2024-09-25
NIST Revises Identity Guidelines, Including Password Requirements
Special Publication 800-63-4 is the second public draft of guidelines on "the authentication of subjects who interact with government information systems over networks" published by the National Institute of Standards and Technology (NIST). The document is both "informative" and "normative" on many dimensions of authentication, including MFA, user privacy, phishing-resistant measures, and biometrics, as well as the usability and equity of authentication policies. Notably the draft redefines what Credential Service Providers (CSPs) may and may not require in password composition.

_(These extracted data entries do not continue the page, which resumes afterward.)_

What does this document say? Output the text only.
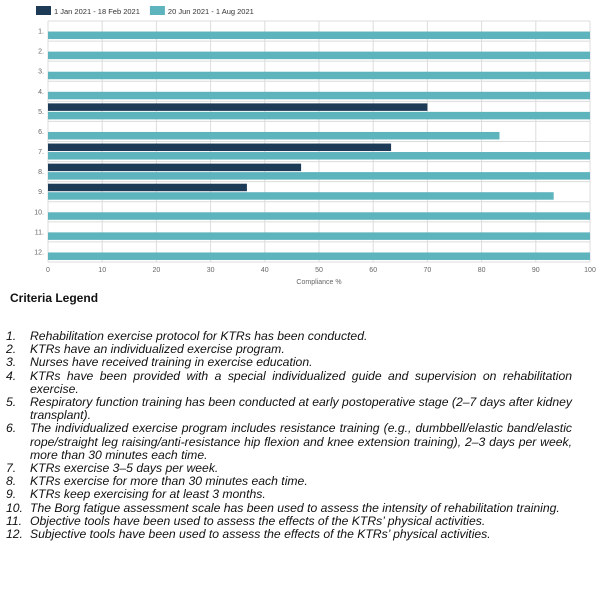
0	10	20	30	40	50	60	70	80	90	100
1.
2.
3.
4.
5.
6.
7.
8.
9.
10.
11.
12.
Compliance %
1 Jan 2021 - 18 Feb 2021	20 Jun 2021 - 1 Aug 2021
Criteria Legend
1. Rehabilitation exercise protocol for KTRs has been conducted.
2. KTRs have an individualized exercise program.
3. Nurses have received training in exercise education.
4. KTRs have been provided with a special individualized guide and supervision on rehabilitation exercise.
5. Respiratory function training has been conducted at early postoperative stage (2–7 days after kidney transplant).
6. The individualized exercise program includes resistance training (e.g., dumbbell/elastic band/elastic rope/straight leg raising/anti-resistance hip flexion and knee extension training), 2–3 days per week, more than 30 minutes each time.
7. KTRs exercise 3–5 days per week.
8. KTRs exercise for more than 30 minutes each time.
9. KTRs keep exercising for at least 3 months.
10. The Borg fatigue assessment scale has been used to assess the intensity of rehabilitation training.
11. Objective tools have been used to assess the effects of the KTRs’ physical activities.
12. Subjective tools have been used to assess the effects of the KTRs’ physical activities.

Hard rules include an 8-character minimum (15 minimum and 64 maximum recommended); no special character rules; no arbitrary scheduled password changes; no publicly visible password hint, and no knowledge-based credentials or security questions.
Editor's Note
In this document, Authentication Assurance Level 1 still says reusable passwords provide 'basic confidence that the claimant controls an authenticator bound to the subscriber account being authenticated.' Note: this is NOT confidence about identity, it is confidence that the account name entered and password match - every successful phishing attacker gains this 'basic confidence' level. AAL 2 requires phishing-resistant authentication be in use and should be the starting point. Also note: the guidelines remove requirements for regular password reset but require immediate reset when a password is compromised. That requires monitoring one of the many (often free) password compromise exposure feeds and will very likely result in resets needed more frequently! Moving away from reusable passwords avoids that increased cost.
John Pescatore
This change has been a long time coming. What NIST has done (and congrats for it) is start addressing the human element in authentication. Requiring extremely complex, time-consuming, and unrealistic behaviors only frustrates people to the point that we drive them to the wrong behaviors. These new password requirements dramatically simplify passwords for people, enabling them to exhibit the behaviors we do want. Now, what I would love to see is the discussion shift to how can we make MFA as simple as possible for people. The simpler a behavior, the more likely people will exhibit it.
Lance Spitzner
These updated requirements are a great refresh to move us forward to more sensible authentication policies. Must read for anybody defining authentication requirements.
Johannes Ullrich
To my old co-worker Jason: we tried for years back in 2009-2010 to tell PCI auditors that having us change our 20+ character passwords every 90 days was a silly idea. IT ONLY TOOK 15+ YEARS!
Moses Frost
NIST has slowly been evolving its thinking on password creation and management. This revised draft guidance continues that trend. Bottom line, a set of practical rules that consider the threat, changing identity and access management technology, and dare I say it, common sense. Hurry up and go final before the cybersecurity 'borg' consumes you!
Curtis Dukes
It's been repeatedly proven that frequent password changes results in a lowering of security, as does special character requirements (as opposed to long complex passphrases) as composition requirements can, again, lead to weaker passwords. Beyond getting sane about password requirements, MFA, particularly phishing-resistant MFA, needs to be SOP. The window for comments on this draft close at 11:59 Eastern on October 7th. PCI's DSS 4.0 will need to catch up as it still requires a 12-character password with upper/lower/numbers and a unique symbol. DSS 4.0 does include MFA requirements.
Lee Neely
Bits are bits and it is true that length is a more convenient way to get them than awkward complexity rules (introduced to get bits when password length was restricted for efficiency). However, one should NOT infer from this discussion that strong but replayable passwords are useful, secure, or appropriate for any but the most trivial applications. While strong passwords do protect against brute force, "fuzzing," spraying, and dictionary attacks, we are not seeing these attacks. They do not protect against the fraudulent reuse of compromised credentials, implicated in so many breaches. They are not even more convenient than such strong authentication mechanisms as Passkeys.